Asimismo, Martí participa con el filósofo de Concord en una nueva concepción religiosa, basada en la vida misma, pues encuentra su fundamento en la naturaleza como algo sagrado, virginal y revelador, despojada ya del pecado original y del dualismo cristiano. Emerson, quien fuera un pastor unitario, rompió sus nexos con la religión oficial y con los moldes del puritanismo calvinista, en busca de una religión del propio individuo, que le devolviera su verdadera libertad; y por ello trazó en la naturaleza una nueva ruta para el hombre, donde el bien y el mal, o el pecado original, desaparecieran. Por su parte, Martí también se va divorciando, paulatinamente, de sus raíces católicas, para alcanzar un credo universal, en el que persiste una esencia ética tradicional, pero que no responde a los dictámenes dogmáticos de la religión.
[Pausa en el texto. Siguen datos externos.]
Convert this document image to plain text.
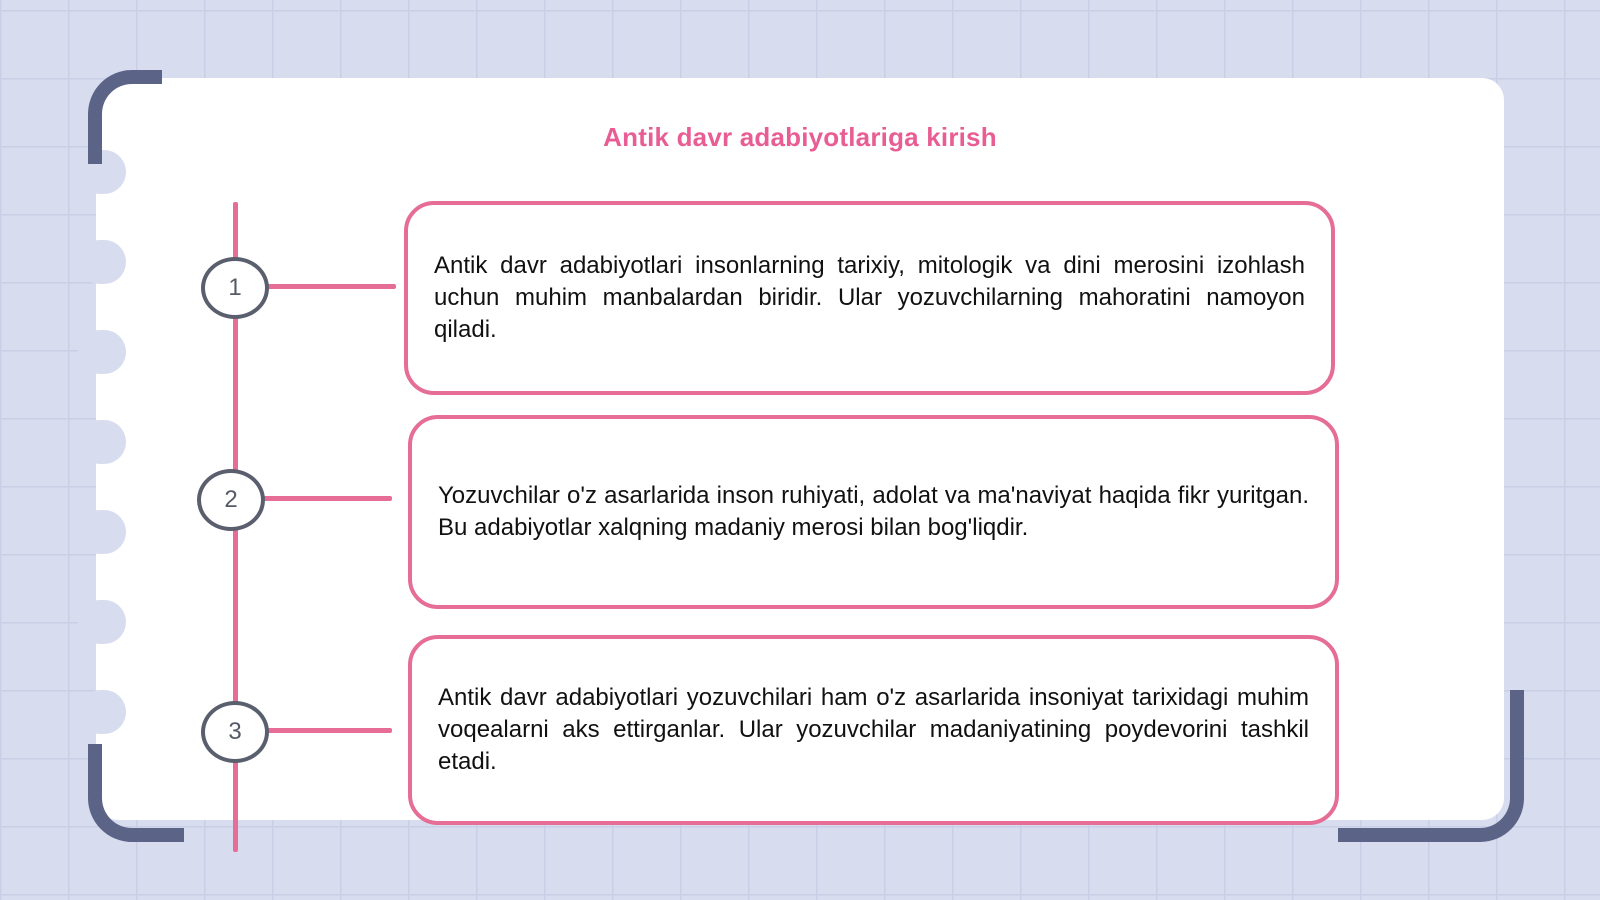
Antik davr adabiyotlariga kirish
1

Antik davr adabiyotlari insonlarning tarixiy, mitologik va dini merosini izohlash uchun muhim manbalardan biridir. Ular yozuvchilarning mahoratini namoyon qiladi.

2	Yozuvchilar o'z asarlarida inson ruhiyati, adolat va ma'naviyat haqida fikr yuritgan. Bu adabiyotlar xalqning madaniy merosi bilan bog'liqdir.

3

Antik davr adabiyotlari yozuvchilari ham o'z asarlarida insoniyat tarixidagi muhim voqealarni aks ettirganlar. Ular yozuvchilar madaniyatining poydevorini tashkil etadi.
Martí, a diferencia de Emerson, puso su pensamiento al servicio de la independencia de su patria y al surgimiento de una nación. Por eso en su papel de líder independentista no obró como un político, sino más bien como un guía espiritual, empeñado en conseguir la unidad de todos los cubanos independentistas, para liberar a Cuba del yugo español y darle paso al nacimiento de una república. En él lo literario y lo político formaban un mismo cuerpo, cuya columna vertebral era su mística, su pensamiento metafísico, razón por la que su ideario adoleciera de un programa definido sobre el futuro de su nación. Su ética revolucionaria, que no dejaba de ser religiosa, en el sentido más puro de la palabra, y su idealismo, fueron impedimentos para que asumiera la realidad de su nación con sentido común, tal como lo hizo Sarmiento en Argentina, claro está, en diferentes circunstancias. En el código político martiano no echó raíces lo que en su tiempo era un método efectivo de hacer política, al mejor estilo florentino o maquiavélico: “The Real Politic”.

Lo planteado anteriormente es correlativo con el ensayo Whitman. Existe un contraste entre el hombre natural al que le canta Whitman y el que habita en Nuestra América. Los hombres naturales de Whitman van ganándose un espacio en la joven democracia norteamericana, bajo una estructura de poder constitucional que se iba afianzando política y económicamente. Esta sociedad, a diferencia de las latinoamericanas, era más homogénea, predominantemente anglosajona. En el ensayo Nuestra América, Martí manifiesta su anhelo de que las repúblicas latinoamericanas se erigiesen sobre los cimientos de sus elementos naturales; pero no llega a especificar cómo deben estar estructuradas políticamente, criticando, inclusive, a aquellos gobiernos latinoamericanos que imitaban fórmulas norteamericanas y europeas. Como consecuencia de su idealismo, Martí se vio imposibilitado —o estuvo renuente— a presentar un proyecto concreto para su América; es decir, una vez más le faltó —o no apeló— el sentido común para hallarle una solución viable o pragmática a los problemas sociopolíticos de su continente.

Tanto Emerson como Martí son pensadores con una visión universal, vista a través de sus respectivos pensamientos metafísicos. Por eso fueron predicadores de una mística de contenido ecléctico, a la que le añadieron también elementos de las filosofías orientales, como el hinduismo y el budismo. Este eclecticismo puede considerarse visionario, ya que en nuestro mundo postmoderno el llamado pensamiento de “La Nueva Era” comulga con esa misma visión de la vida.

Podemos, entonces, resumir que Martí y los trascendentalistas, sin proponérselo, fueron precursores de una mística y una forma de vida alternativa ante los efectos mecanicistas de la modernidad en el hombre y su imperante vida urbana. Esa alternativa, de aparente refugio, es nuestra mansión infinita: la naturaleza, el universo.